Synopses & Reviews
For practitioners on the paths of Dzogchen and Mahamudra, one of the greatest joys is to personally receive oral instructions from a realized teacher. The excitement of being able to train based on that advice is further enhanced by the stimulation and support that guidance manuals provide. All of the selections presented in Perfect Clarity offer incredible teachings that are inspiring and vital. Pith instructions are so simple and direct that we can easily apply them without fear of mistakes.

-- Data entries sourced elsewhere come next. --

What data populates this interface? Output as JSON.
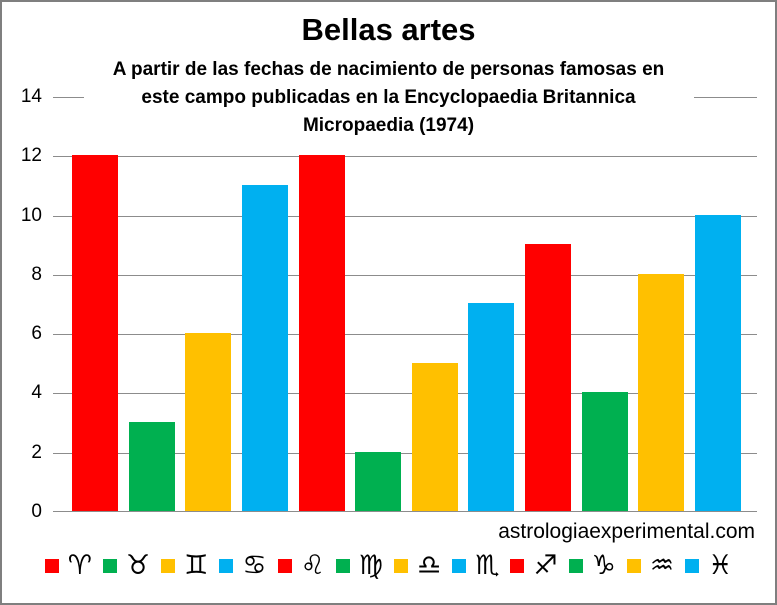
{
  "header": {
    "title": "Bellas artes",
    "subtitle_lines": [
      "A partir de las fechas de nacimiento de personas famosas en",
      "este campo publicadas en la Encyclopaedia Britannica",
      "Micropaedia (1974)"
    ]
  },
  "watermark": "astrologiaexperimental.com",
  "chart_data": {
    "type": "bar",
    "title": "Bellas artes",
    "subtitle": "A partir de las fechas de nacimiento de personas famosas en este campo publicadas en la Encyclopaedia Britannica Micropaedia (1974)",
    "categories": [
      "♈",
      "♉",
      "♊",
      "♋",
      "♌",
      "♍",
      "♎",
      "♏",
      "♐",
      "♑",
      "♒",
      "♓"
    ],
    "values": [
      12,
      3,
      6,
      11,
      12,
      2,
      5,
      7,
      9,
      4,
      8,
      10
    ],
    "legend": [
      {
        "symbol": "♈",
        "name": "aries",
        "color": "#FF0000"
      },
      {
        "symbol": "♉",
        "name": "taurus",
        "color": "#00B050"
      },
      {
        "symbol": "♊",
        "name": "gemini",
        "color": "#FFC000"
      },
      {
        "symbol": "♋",
        "name": "cancer",
        "color": "#00B0F0"
      },
      {
        "symbol": "♌",
        "name": "leo",
        "color": "#FF0000"
      },
      {
        "symbol": "♍",
        "name": "virgo",
        "color": "#00B050"
      },
      {
        "symbol": "♎",
        "name": "libra",
        "color": "#FFC000"
      },
      {
        "symbol": "♏",
        "name": "scorpio",
        "color": "#00B0F0"
      },
      {
        "symbol": "♐",
        "name": "sagittarius",
        "color": "#FF0000"
      },
      {
        "symbol": "♑",
        "name": "capricorn",
        "color": "#00B050"
      },
      {
        "symbol": "♒",
        "name": "aquarius",
        "color": "#FFC000"
      },
      {
        "symbol": "♓",
        "name": "pisces",
        "color": "#00B0F0"
      }
    ],
    "ylim": [
      0,
      14
    ],
    "ytick_step": 2,
    "grid": true,
    "gridline_color": "#8C8C8C",
    "legend_position": "bottom"
  }
}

These days, the most effective style of teaching is not lengthy scholarly explanations but rather direct guidance manuals The Dzogchen tantras themselves were written in a style that shrouds and conceals the meaning so that only a master who is extremely well-versed in oral instructions and treatises is able to clarify the meaning. On the other hand, based upon oral instructions a guidance manual is a short, comprehensive teaching written in a clear and simple manner. Such summaries of the Mahamudra and Dzogchen teachings contain all the teachings that a worthy practitioner requires to reach the state of primordial enlightenment in this very life.
Tulku Urgyen Rinpoche
The amazing collection in Perfect Clarity is rounded out by an introduction by Tulku Urgyen Rinpoche, a preface by Marcia Dechen Wangmo, biographical data of the authors, a glossary, line drawings and photos and Tibetan source material references.
Synopsis
Perfect Clarity is an anthology of essential writings on Mahamudra and Dzogchen for the student of Tibetan Buddhism. Mahamudra, a meditation practice focusing on the nature of mind, and Dzogchen, a body of teachings aimed at realizing the "great perfection" or natural, primordial state, are central to Vajrayana practitioners today.
Translator Erik Pema Kunsang has selected works by legendary masters both ancient and modern. From the distant, mythic past come teachings from Guru Rinpoche (also known as Padmasambhava), the tantric master who established Vajrayana Buddhism in Tibet in the ninth century, his consort Yeshe Tsogyal, and the famous yogis Milarepa (1040-1123), and Longchenpa (1308-1363). More recent teachers included in this collection are Dilgo Khyentse Rinpoche (1910-1991), and Khenpo Ganshar, the root guru of Chogyam Trungpa, and Nyoshul Khen Rinpoche. The writings are in a variety of forms reflecting the genius of each contributor: chapters of detailed meditation instructions, inspired poems, and parable-like stories.
About the Author
Erik Pema Kunsang, also known as Erik Hein Schmidt, is known as one of the world's most gifted interpreters of Tibetan into English—although Danish was his first language. Traveling to Nepal from his native Denmark at twenty years old, he has studied with or translated for more than sixty Tibetan masters. He is the compiler of a voluminous 3,000-page Tibetan dictionary for spiritual terms (The Rangjung Yeshe Tibetan-English Dictionary of Buddhist Culture), used by other Tibetan translators as an authoritative reference and now available online at www.dharmadictionary.net. Erik Pema Kunsang was the main interpreter of Tulku Urgyen Rinpoche for seventeen years, living in Tulku Urgyen's monasteries—one in Kathmandu's "Little Tibet," near the great Boudhanath Stupa, the other his mountainside hermitage overlooking the Kathmandu Valley—and translated forty-six books of scripture and sacred writings.